By Francisco Jose Moreno and Alejandro Eggers Moreno
A basic requirement of war is to secure one’s flanks. While engaging the enemy at the front, one’s sides and rear become vulnerable. This vital military principle is as important today as it has ever been.
As the United States battles terrorism in Afghanistan, Pakistan, the Philippines and at home, frets about China, Iran and the Middle East, keeps North Korea in check and prepares for a potential battle with Iraq, it is leaving its southern flank Latin America virtually unattended.
Crisis seems endemic to Latin America, so it may feel understandable that Washington has paid so little attention to the region. This is unfortunate, and dangerous, because there is a tidal wave of change sweeping the area that threatens American political influence and economic interests, and that, if not checked, will drag in the U.S. militarily.
Bolivia is turning away from American-sponsored anti-drug and free market policies and has just vested considerable popular support on a coca grower turned politician who barely lost this week to the U.S. favorite for president.
In Peru, the government is suspending the coca eradication program that was one of the few relative successes of the U.S. war on drugs. Peru’s U.S.-educated president has been forced to make a cabinet shift away from supporters of free market policies.
Paraguay’s president was forced to call a state of emergency this month after anti free-market protesters launched bloody riots.
In Colombia, where the lines between drug trafficking and warfare have become impossible to disentangle, the new president advocates doubling the size of the army for an all-out attack on well-entrenched guerrillas that, if supported by the United States, will sooner or later lead to direct American involvement.
Politically unstable Ecuador becoming the setting for confrontations between Colombian guerrillas and their paramilitary enemies.
Venezuela, America’s second-largest foreign oil supplier and next-door neighbor to Colombia, went through a failed coup last April and is now on the verge of civil war.
Brazil, the largest economy in the region and the most important country in South America, has seen its currency, the real, reach an all-time low against the dollar.

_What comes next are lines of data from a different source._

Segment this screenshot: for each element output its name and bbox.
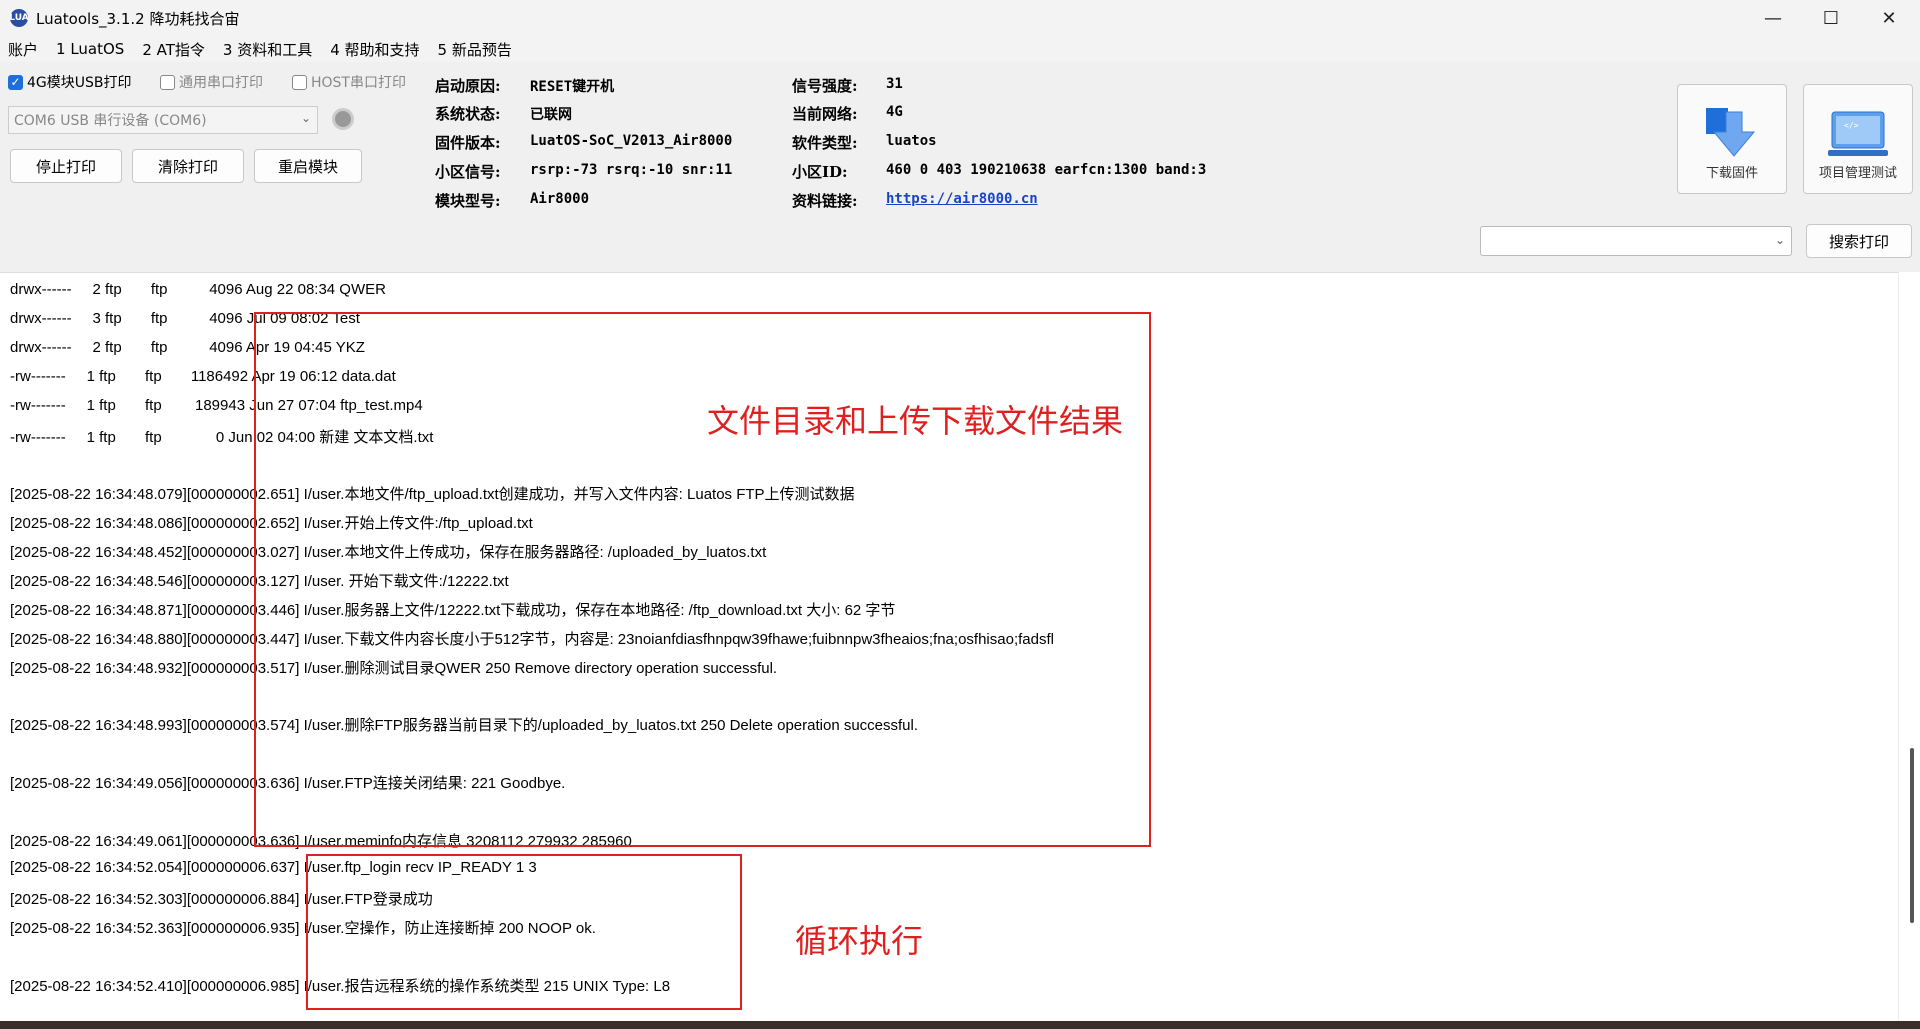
checkbox-unchecked-icon (292, 74, 307, 90)
clear-print-button[interactable]: 清除打印 (132, 149, 244, 183)
download-firmware-button[interactable]: 下载固件 (1677, 84, 1787, 194)
minimize-button[interactable]: — (1748, 0, 1798, 36)
title-bar: LUA Luatools_3.1.2 降功耗找合宙 — ☐ ✕ (0, 0, 1920, 36)
boot-reason-value: RESET键开机 (530, 79, 615, 95)
project-manage-test-button[interactable]: </> 项目管理测试 (1803, 84, 1913, 194)
app-logo-icon: LUA (9, 9, 29, 27)
menu-luatos[interactable]: 1 LuatOS (56, 40, 124, 58)
cell-id-label: 小区ID: (792, 163, 848, 181)
search-filter-select[interactable]: ⌄ (1480, 226, 1792, 256)
scrollbar-thumb[interactable] (1910, 748, 1914, 923)
cell-signal-value: rsrp:-73 rsrq:-10 snr:11 (530, 162, 733, 178)
host-print-label: HOST串口打印 (311, 75, 406, 91)
network-value: 4G (886, 104, 903, 120)
module-model-label: 模块型号: (435, 192, 501, 210)
result-annotation-box (254, 312, 1151, 847)
menu-docs-tools[interactable]: 3 资料和工具 (223, 39, 312, 60)
download-arrow-icon (1706, 108, 1756, 157)
project-monitor-icon: </> (1828, 111, 1888, 156)
firmware-value: LuatOS-SoC_V2013_Air8000 (530, 133, 733, 149)
network-label: 当前网络: (792, 105, 858, 123)
host-print-checkbox[interactable]: HOST串口打印 (292, 72, 406, 92)
software-type-label: 软件类型: (792, 134, 858, 152)
software-type-value: luatos (886, 133, 937, 149)
result-annotation-label: 文件目录和上传下载文件结果 (707, 402, 1124, 440)
doc-link-label: 资料链接: (792, 192, 858, 210)
cell-signal-label: 小区信号: (435, 163, 501, 181)
close-button[interactable]: ✕ (1864, 0, 1914, 36)
svg-text:</>: </> (1844, 121, 1859, 130)
download-firmware-label: 下载固件 (1705, 166, 1758, 181)
serial-print-checkbox[interactable]: 通用串口打印 (160, 72, 263, 92)
cell-id-value: 460 0 403 190210638 earfcn:1300 band:3 (886, 162, 1207, 178)
usb-print-label: 4G模块USB打印 (27, 75, 132, 91)
serial-print-label: 通用串口打印 (179, 75, 263, 91)
firmware-label: 固件版本: (435, 134, 501, 152)
system-status-value: 已联网 (530, 107, 572, 123)
port-select-value: COM6 USB 串行设备 (COM6) (14, 113, 207, 129)
menu-at-commands[interactable]: 2 AT指令 (142, 39, 205, 60)
project-manage-test-label: 项目管理测试 (1818, 166, 1897, 181)
menu-help[interactable]: 4 帮助和支持 (330, 39, 419, 60)
signal-strength-value: 31 (886, 76, 903, 92)
log-line: drwx------ 2 ftp ftp 4096 Aug 22 08:34 Q… (10, 281, 386, 298)
signal-strength-label: 信号强度: (792, 77, 858, 95)
maximize-button[interactable]: ☐ (1806, 0, 1856, 36)
usb-print-checkbox[interactable]: ✓ 4G模块USB打印 (8, 72, 132, 92)
port-select[interactable]: COM6 USB 串行设备 (COM6) ⌄ (8, 106, 318, 134)
checkbox-unchecked-icon (160, 74, 175, 90)
checkbox-checked-icon: ✓ (8, 74, 23, 90)
module-model-value: Air8000 (530, 191, 590, 207)
menu-new-products[interactable]: 5 新品预告 (438, 39, 512, 60)
chevron-down-icon: ⌄ (1774, 233, 1785, 247)
restart-module-button[interactable]: 重启模块 (254, 149, 362, 183)
system-status-label: 系统状态: (435, 105, 501, 123)
log-scrollbar[interactable] (1898, 272, 1920, 1029)
search-print-button[interactable]: 搜索打印 (1806, 224, 1912, 258)
boot-reason-label: 启动原因: (435, 77, 501, 95)
stop-print-button[interactable]: 停止打印 (10, 149, 122, 183)
window-title: Luatools_3.1.2 降功耗找合宙 (36, 9, 240, 28)
taskbar-strip (0, 1021, 1920, 1029)
loop-annotation-label: 循环执行 (795, 922, 924, 960)
doc-link[interactable]: https://air8000.cn (886, 191, 1038, 207)
port-refresh-icon[interactable] (332, 108, 354, 130)
chevron-down-icon: ⌄ (300, 111, 311, 125)
loop-annotation-box (306, 854, 742, 1010)
menu-bar: 账户 1 LuatOS 2 AT指令 3 资料和工具 4 帮助和支持 5 新品预… (0, 36, 1920, 62)
menu-account[interactable]: 账户 (8, 39, 38, 60)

Its stock market has sunk to depths that indicate a massive exodus of investors. The outlook for Brazil’s future has been downgraded by the major credit ratings agency Moody’s, with the accompanying fear that the nation might follow Argentina into default. Two leftist political candidates lead the field in opinion polls for presidential elections in October, which also makes investors shaky.
Argentina, once considered the sophisticated, middle class model for the region, appears to be unraveling entirely since its financial crash, taking neighboring Uruguay down with it.
Any one of these crises by itself with the exception of Brazil would not necessarily ring alarm bells. All of them, however, are occurring simultaneously. They share the same causes and they are moving in the same anti-American, anti-free market direction. In a world where technology and precedent give reason for concern about the ease with which the global disgruntled can join forces to target perceived enemies, this Latin picture deserves much more attention than it has been given.
The southern turmoil comes primarily from measures mandated by the United States, directly and through international agencies, that gave a free rein to predatory investment without regard for their effects on the real economy, on social stability, or on their inevitable political blowback. The architects of this policy, which was uncritically adopted after the collapse of the Soviet Union, acted more as hawkers for financial interests than as statesmen or responsible advocates of market economics. They didn’t heed Milton Friedman’s warning that “there is an intimate connection between economics and politics...”
This imposition has decimated the flourishing middle classes of Argentina and Venezuela, threatens that of Uruguay and has thwarted the growth of middle classes in the rest of region. Ultimately, the equation is a simple one. The United States, with multiple commitments and vast but limited resources, needs allies in other countries to keep those countries politically friendly and economically engaged. It is the middle classes of those countries, as they grow and prosper, that increasingly share American values and interests. Weakening this middle class jeopardizes U.S. security.
What made Latin America a dependable partner during the Cold War was the anti-communist and the pro-American feelings of its middle class. The opposition of the professional and local business people is what kept the area from responding, despite pressing internal problems, to leftist anti-Americanism or to Che Guevara’s call for a regional insurrection. The United States, in turn, did not force them to structure their economies to the benefit of international banking interests and a handful of local individuals.
If the recent decision to bail out Uruguay with a bridge loan of $1.5 billion and the conciliatory remarks from Treasury Sec. Paul O’Neil concerning Brazil are simply window-dressing measures if they do not signal a willingness to recapture some of the former wisdom and flexibility of American policy for Latin America the United States may find its southern flank under attack.
Francisco Jose Moreno and Alejandro Eggers Moreno are president and vice president, respectively, of Strategic Assessments, a consulting firm in Agoura, Calif., and Washington, D.C. Francisco Jose Moreno taught political science at New York University for 21 years and was vice president for Latin America for Philip Morris International for 13 years.